A segunda característica unificadora são as palavras “debaixo do sol”. Elas especificam o ponto de vista e apontam a perspectiva de nada menos do que vinte e nove veredictos sobre a aparência das coisas em termos mundanos, sem referência a Deus. Na primeira metade de Eclesiastes, nos capítulos de 1 a 6, a ideia que está insculpida na expressão “debaixo do sol” é o que podemos chamar de escuridão da vaidade. A ordem natural, a sabedoria em si, a extravagância desinibida, o trabalho árduo, a aquisição de riquezas, o serviço público, o sistema judicial e a religiosidade pretensiosa – tudo é analisado na busca do significado, do propósito e da realização pessoal que possam trazer. A razão para essa busca nós conhecemos: é que, no fundo do coração de cada homem, Deus colocou a “eternidade” (3.11), o desejo de conhecer como Deus conhece, de saber como todas as coisas se encaixam para produzir valor, glória e satisfação duradouros. Essa busca, no entanto, falha, pois  traz a frustração de não se chegar a lugar algum. Ou seja, essa não é a maneira correta de agir.

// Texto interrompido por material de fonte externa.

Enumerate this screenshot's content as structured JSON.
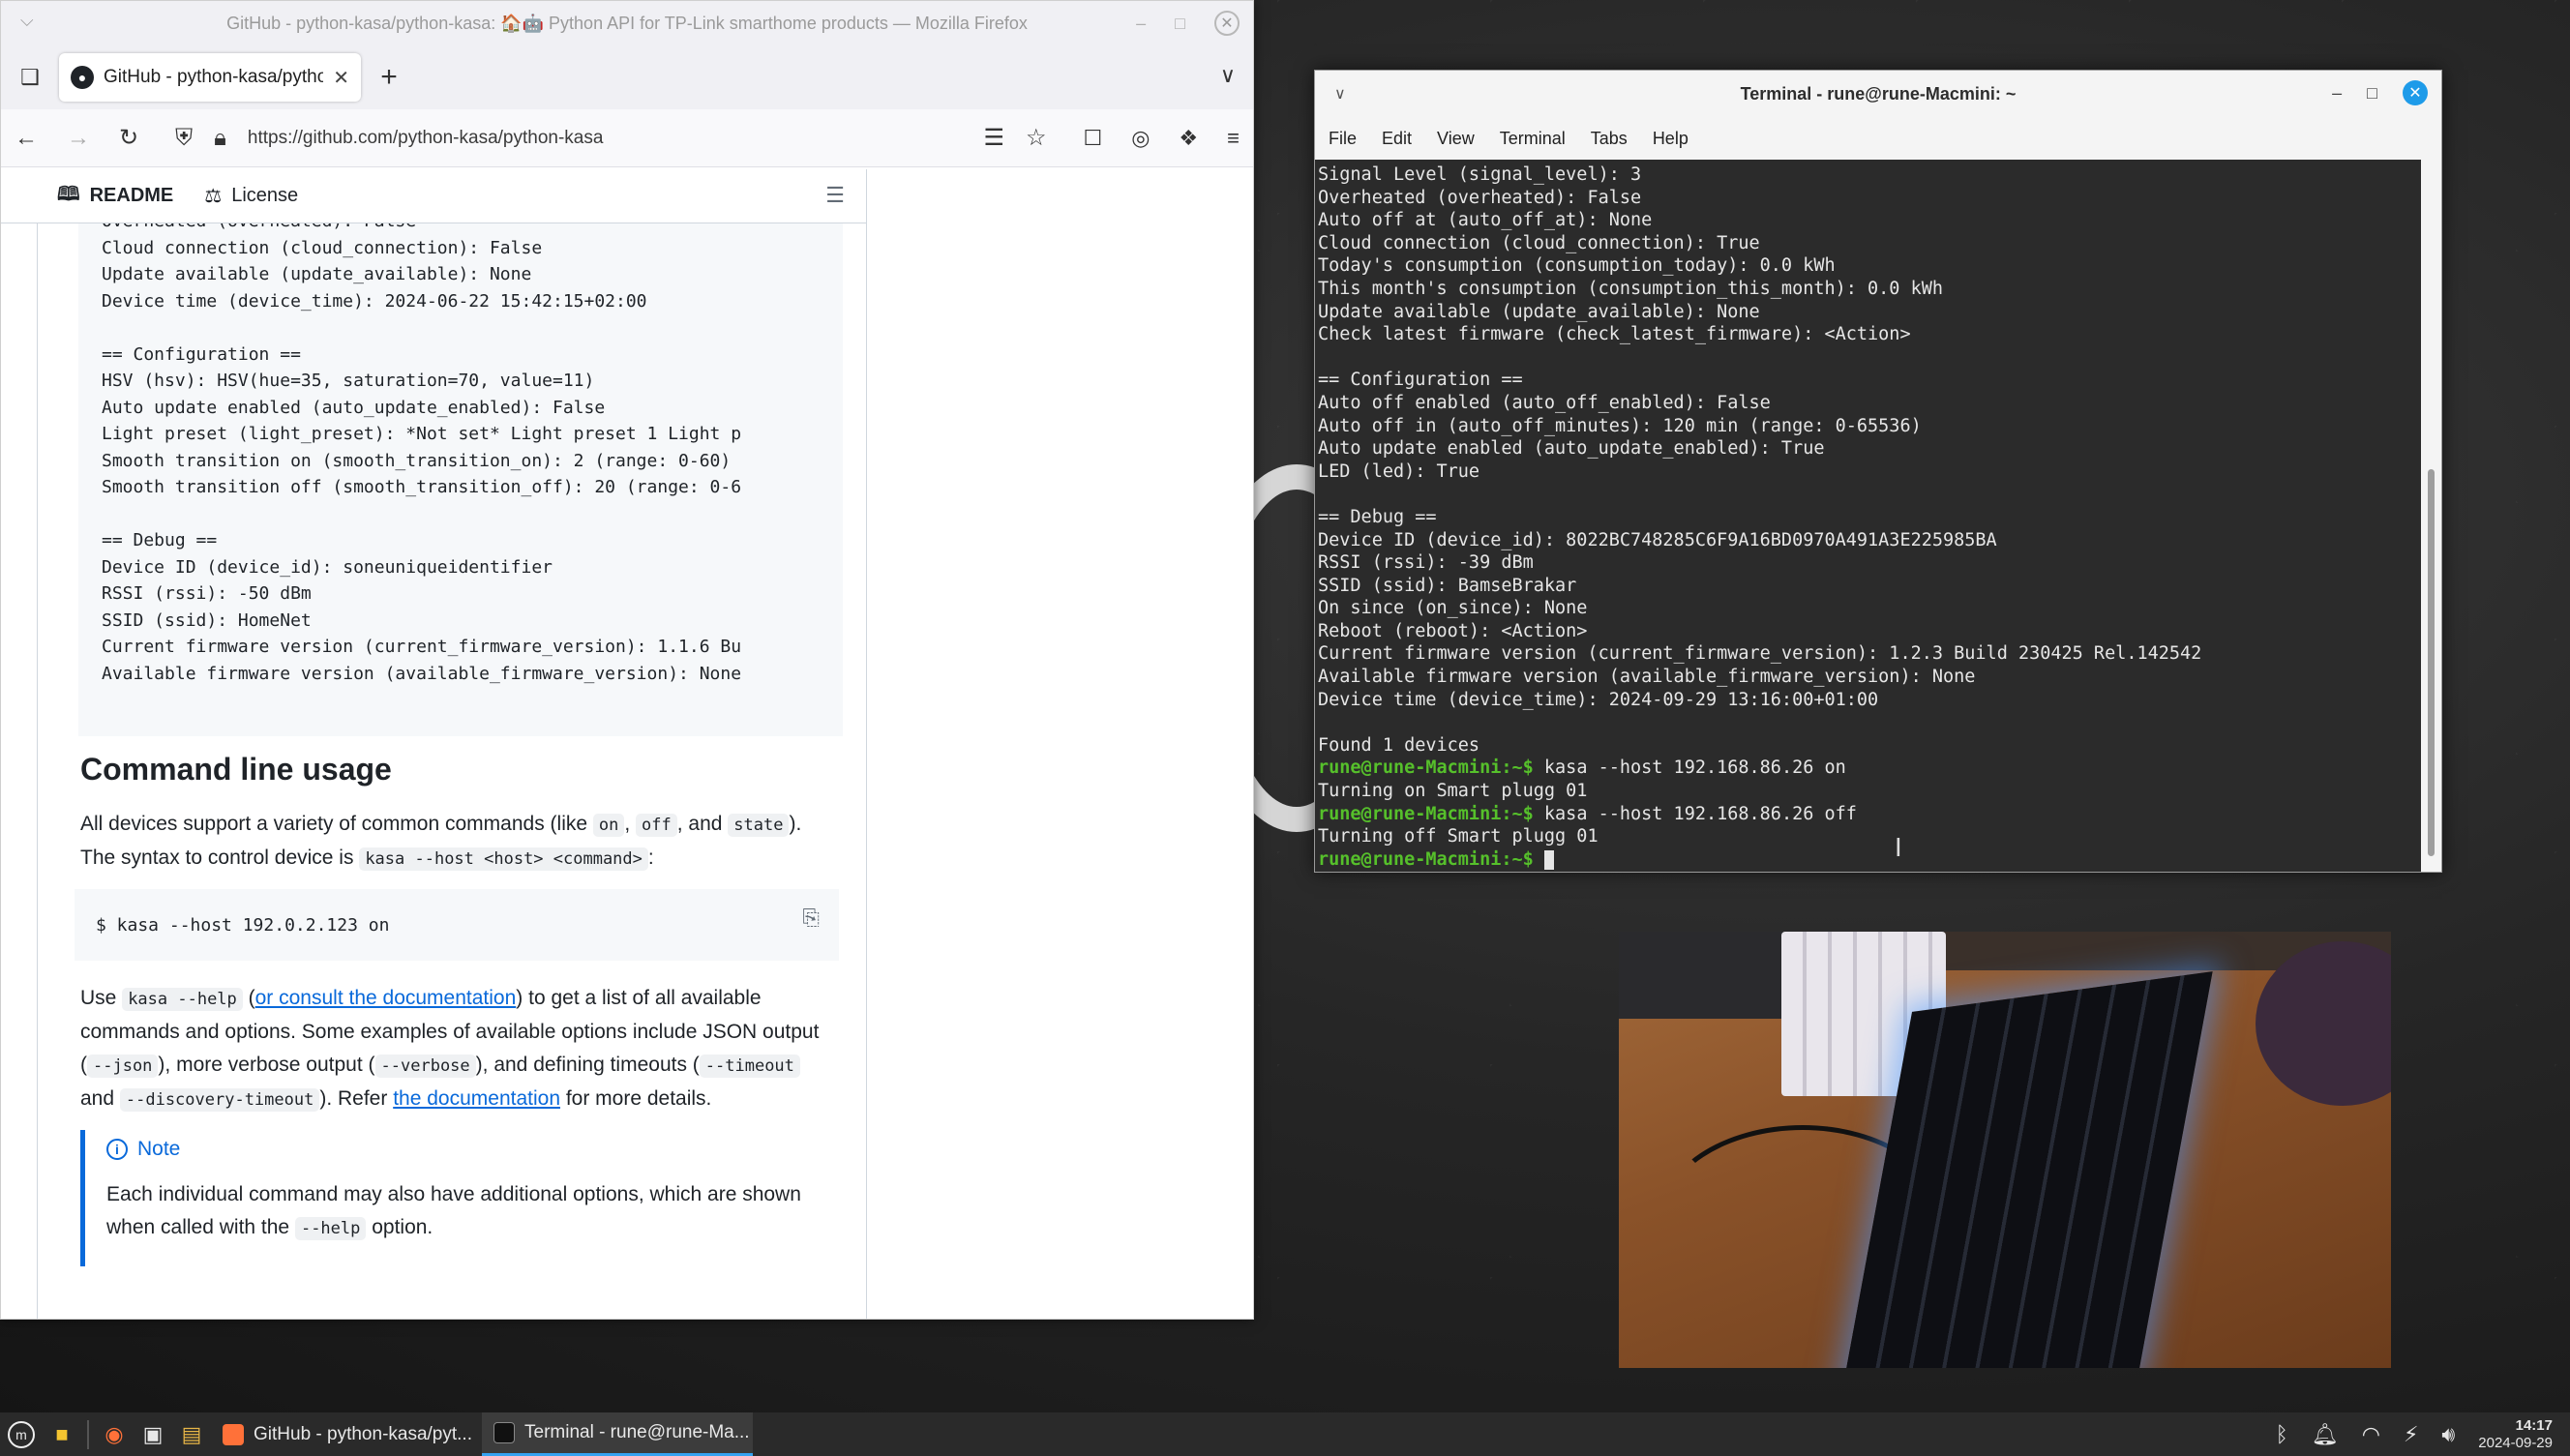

A segunda metade, nos capítulos de 7 a 12, é um tanto discursiva. Até confusa, poderíamos dizer. O autor se esforça para mostrar que, apesar de tudo, a busca e a prática da sabedoria modesta, calma e aplicada são bastante vantajosas e que não podem ser assumidas muito cedo na vida. Depois de comparar a velhice a uma casa caindo aos pedaços (12.1-7), o autor chega a uma séria conclusão: “Agora que já se ouviu tudo, aqui está a conclusão: Tema a Deus e guarde os seus mandamentos, pois isso é o essencial para o homem”, na Nova Versão Internacional da Bíblia.

A parte final é indefinida; o “essencial” pode ser o foco, assim como pode carregar a ideia da “completude da pessoa humana”. A versão Almeida Corrigida e Revisada Fiel coloca da seguinte maneira: “Teme a Deus, e guarda os seus mandamentos; porque isto é o dever de todo homem. Porque Deus há de trazer a juízo toda a obra (12.13-14).

Como, então, devemos concluir a teologia da alegria que está presente, sustentando todo o livro de Eclesiastes? Há, no Novo Testamento, os cristãos que se alegram em Cristo e na salvação. Eclesiastes, por sua vez, estabelece os fundamentos corretos no que diz respeito à celebração da alegria como dom de Deus e ao reconhecimento do potencial que as atividades e as relações diárias possuem para despertar esse sentimento em nós: “Para o homem não existe nada melhor do que comer, beber e encontrar prazer em seu trabalho. E vi que isso também vem da mão de Deus” (2.24); “Por isso recomendo que se desfrute a vida” (8.15); “Desfrute a vida com a mulher a quem você ama, todos os dias desta vida sem sentido que Deus dá a você debaixo do sol” (9.9).

Ser orgulhoso demais para desfrutar das coisas agradáveis da vida é um grande erro que exige correção imediata. Precisamos reconhecer que, como eu aprendi muito tempo atrás, descobrir que as coisas comuns podem trazer grande alegria quando estamos na presença de Deus é a cura para o ceticismo.